I have some books with similar themes but none of those specific publications. 'Kimchi' is no surprise. At the beginning of each year food journalists are clamouring to predict what the trends will be for future months. In 2016 many had identified the fermenting of vegetables as a coming thing. This year one of the competitors from the most recent series of MasterChef: The Professionals has helped to put the fermented-related Kombucha in the spotlight (thank you Matthew Campbell). I'm pretty sure that neither Chef Bainbridge or Matt are really interested in 'trends'... but I expect they keep their options open in case a filthy great commercial deal to front 'flavour of the moment' comes along!

Trends alone will not provide the variety of flavours and cooking techniques which Richard offers. They might appear as an element but only if they complement and balance a dish. There might be other trends in the rest of the books on the desk but they would also distract from my main thrust here.
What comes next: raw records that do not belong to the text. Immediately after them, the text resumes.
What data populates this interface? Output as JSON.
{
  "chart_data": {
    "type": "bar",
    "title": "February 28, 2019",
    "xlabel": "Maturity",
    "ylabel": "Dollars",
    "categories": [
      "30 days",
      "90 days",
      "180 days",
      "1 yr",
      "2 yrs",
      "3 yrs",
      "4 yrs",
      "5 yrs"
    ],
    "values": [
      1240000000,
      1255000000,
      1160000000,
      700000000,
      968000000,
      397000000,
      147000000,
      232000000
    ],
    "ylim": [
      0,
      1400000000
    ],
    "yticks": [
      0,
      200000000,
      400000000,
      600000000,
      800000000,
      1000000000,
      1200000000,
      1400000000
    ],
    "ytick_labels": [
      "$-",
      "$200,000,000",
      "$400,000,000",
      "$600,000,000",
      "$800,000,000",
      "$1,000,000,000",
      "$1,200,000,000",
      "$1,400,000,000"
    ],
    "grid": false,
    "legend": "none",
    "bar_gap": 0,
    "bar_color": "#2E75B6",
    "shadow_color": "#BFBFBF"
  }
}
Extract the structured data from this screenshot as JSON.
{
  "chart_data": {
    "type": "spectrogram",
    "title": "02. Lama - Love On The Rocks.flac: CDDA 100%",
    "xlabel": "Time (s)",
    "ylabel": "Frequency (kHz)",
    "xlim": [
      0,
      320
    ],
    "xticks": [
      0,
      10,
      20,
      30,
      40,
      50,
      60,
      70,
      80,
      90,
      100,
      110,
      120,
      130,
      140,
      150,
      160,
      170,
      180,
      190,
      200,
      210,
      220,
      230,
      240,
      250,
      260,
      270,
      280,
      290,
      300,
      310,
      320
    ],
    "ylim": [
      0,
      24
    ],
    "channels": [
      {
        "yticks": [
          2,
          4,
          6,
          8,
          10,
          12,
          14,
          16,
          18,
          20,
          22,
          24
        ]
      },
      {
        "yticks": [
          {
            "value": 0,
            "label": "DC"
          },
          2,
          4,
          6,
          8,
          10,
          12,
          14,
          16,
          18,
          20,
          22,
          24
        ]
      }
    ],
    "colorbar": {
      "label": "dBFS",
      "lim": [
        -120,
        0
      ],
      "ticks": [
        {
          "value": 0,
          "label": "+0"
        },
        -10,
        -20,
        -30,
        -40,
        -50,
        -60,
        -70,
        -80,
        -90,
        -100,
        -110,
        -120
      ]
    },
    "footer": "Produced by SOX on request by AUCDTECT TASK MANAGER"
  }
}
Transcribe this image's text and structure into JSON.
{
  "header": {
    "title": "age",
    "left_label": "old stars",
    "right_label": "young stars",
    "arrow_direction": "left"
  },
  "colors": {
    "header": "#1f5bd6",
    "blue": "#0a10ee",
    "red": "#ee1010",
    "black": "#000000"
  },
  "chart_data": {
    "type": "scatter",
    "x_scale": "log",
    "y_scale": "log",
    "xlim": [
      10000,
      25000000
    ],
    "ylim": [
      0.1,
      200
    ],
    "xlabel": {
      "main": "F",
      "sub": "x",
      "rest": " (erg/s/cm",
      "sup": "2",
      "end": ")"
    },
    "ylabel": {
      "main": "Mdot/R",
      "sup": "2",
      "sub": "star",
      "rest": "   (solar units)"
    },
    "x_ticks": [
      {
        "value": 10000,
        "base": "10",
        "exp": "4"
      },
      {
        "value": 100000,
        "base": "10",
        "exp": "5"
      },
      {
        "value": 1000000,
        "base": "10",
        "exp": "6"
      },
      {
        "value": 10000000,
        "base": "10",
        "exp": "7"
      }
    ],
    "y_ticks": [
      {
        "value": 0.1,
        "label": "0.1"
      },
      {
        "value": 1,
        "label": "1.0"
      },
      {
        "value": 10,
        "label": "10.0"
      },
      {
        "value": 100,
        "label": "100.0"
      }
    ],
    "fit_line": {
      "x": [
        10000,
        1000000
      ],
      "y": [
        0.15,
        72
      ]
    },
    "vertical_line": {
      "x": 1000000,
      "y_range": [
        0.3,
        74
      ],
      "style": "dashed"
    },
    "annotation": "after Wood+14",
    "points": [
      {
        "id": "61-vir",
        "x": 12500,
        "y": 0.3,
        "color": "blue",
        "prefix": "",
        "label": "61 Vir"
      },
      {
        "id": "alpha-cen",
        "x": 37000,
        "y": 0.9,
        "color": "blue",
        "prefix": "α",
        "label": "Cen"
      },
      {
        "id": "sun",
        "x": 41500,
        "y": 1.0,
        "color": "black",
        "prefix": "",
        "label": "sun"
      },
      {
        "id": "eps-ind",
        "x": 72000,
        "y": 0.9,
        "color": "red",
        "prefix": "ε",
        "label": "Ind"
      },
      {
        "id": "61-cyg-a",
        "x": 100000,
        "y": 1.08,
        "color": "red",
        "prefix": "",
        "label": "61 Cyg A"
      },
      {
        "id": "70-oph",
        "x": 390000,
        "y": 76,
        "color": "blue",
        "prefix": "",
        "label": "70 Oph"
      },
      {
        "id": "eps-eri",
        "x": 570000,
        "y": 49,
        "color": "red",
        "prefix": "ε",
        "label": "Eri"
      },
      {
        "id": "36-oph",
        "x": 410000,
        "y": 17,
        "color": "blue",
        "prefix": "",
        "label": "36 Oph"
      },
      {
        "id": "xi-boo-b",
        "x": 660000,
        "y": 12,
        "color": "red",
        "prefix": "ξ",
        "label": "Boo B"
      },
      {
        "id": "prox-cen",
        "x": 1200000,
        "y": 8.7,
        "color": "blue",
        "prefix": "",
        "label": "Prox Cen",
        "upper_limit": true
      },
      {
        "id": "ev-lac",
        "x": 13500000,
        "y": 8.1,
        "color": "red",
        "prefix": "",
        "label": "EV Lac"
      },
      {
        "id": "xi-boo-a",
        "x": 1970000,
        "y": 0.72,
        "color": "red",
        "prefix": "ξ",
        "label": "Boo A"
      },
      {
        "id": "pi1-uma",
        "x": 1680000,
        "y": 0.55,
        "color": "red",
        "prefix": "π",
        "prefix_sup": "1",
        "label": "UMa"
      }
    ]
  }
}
Which rather forces me to focus on that thrust.

The reason I was brought up short by a seemingly simple picture was... erm, simple. I would love to have sat next to Richard on the day he took that picture for however many hours it took before he picked up a pan or a kitchen tool. If I was part of a group of keen like-minded cooks that would be great too. It would mean that Richard was running a session unlike any he has previously led except with his professional team. If any cooking ensued, fine. But, for me, it would be enough to join in the process of research and planning which ultimately leads to the creation of a brand new menu and deciding which excess exciting ideas are to be kept on the back burner.

Richard still offers demonstrations and gives talks. Here is his diary for this year. Much success and recognition have led to new commitments which have altered the complexion of courses run at Benedicts. So the chances of me sitting in on the creation of exciting new menus by this top chef are slim now. Maybe I should have contacted Richard two years ago to see if he needed a page-turner for 'The Nordic Cook Book'.

Maybe we should all message him now, two years later, and see if he might squeeze in a day which allows us to watch a magical menu being born.

A cookery class without any cooking isn't everyone's dream ... but it's an idea which I would love to see happen.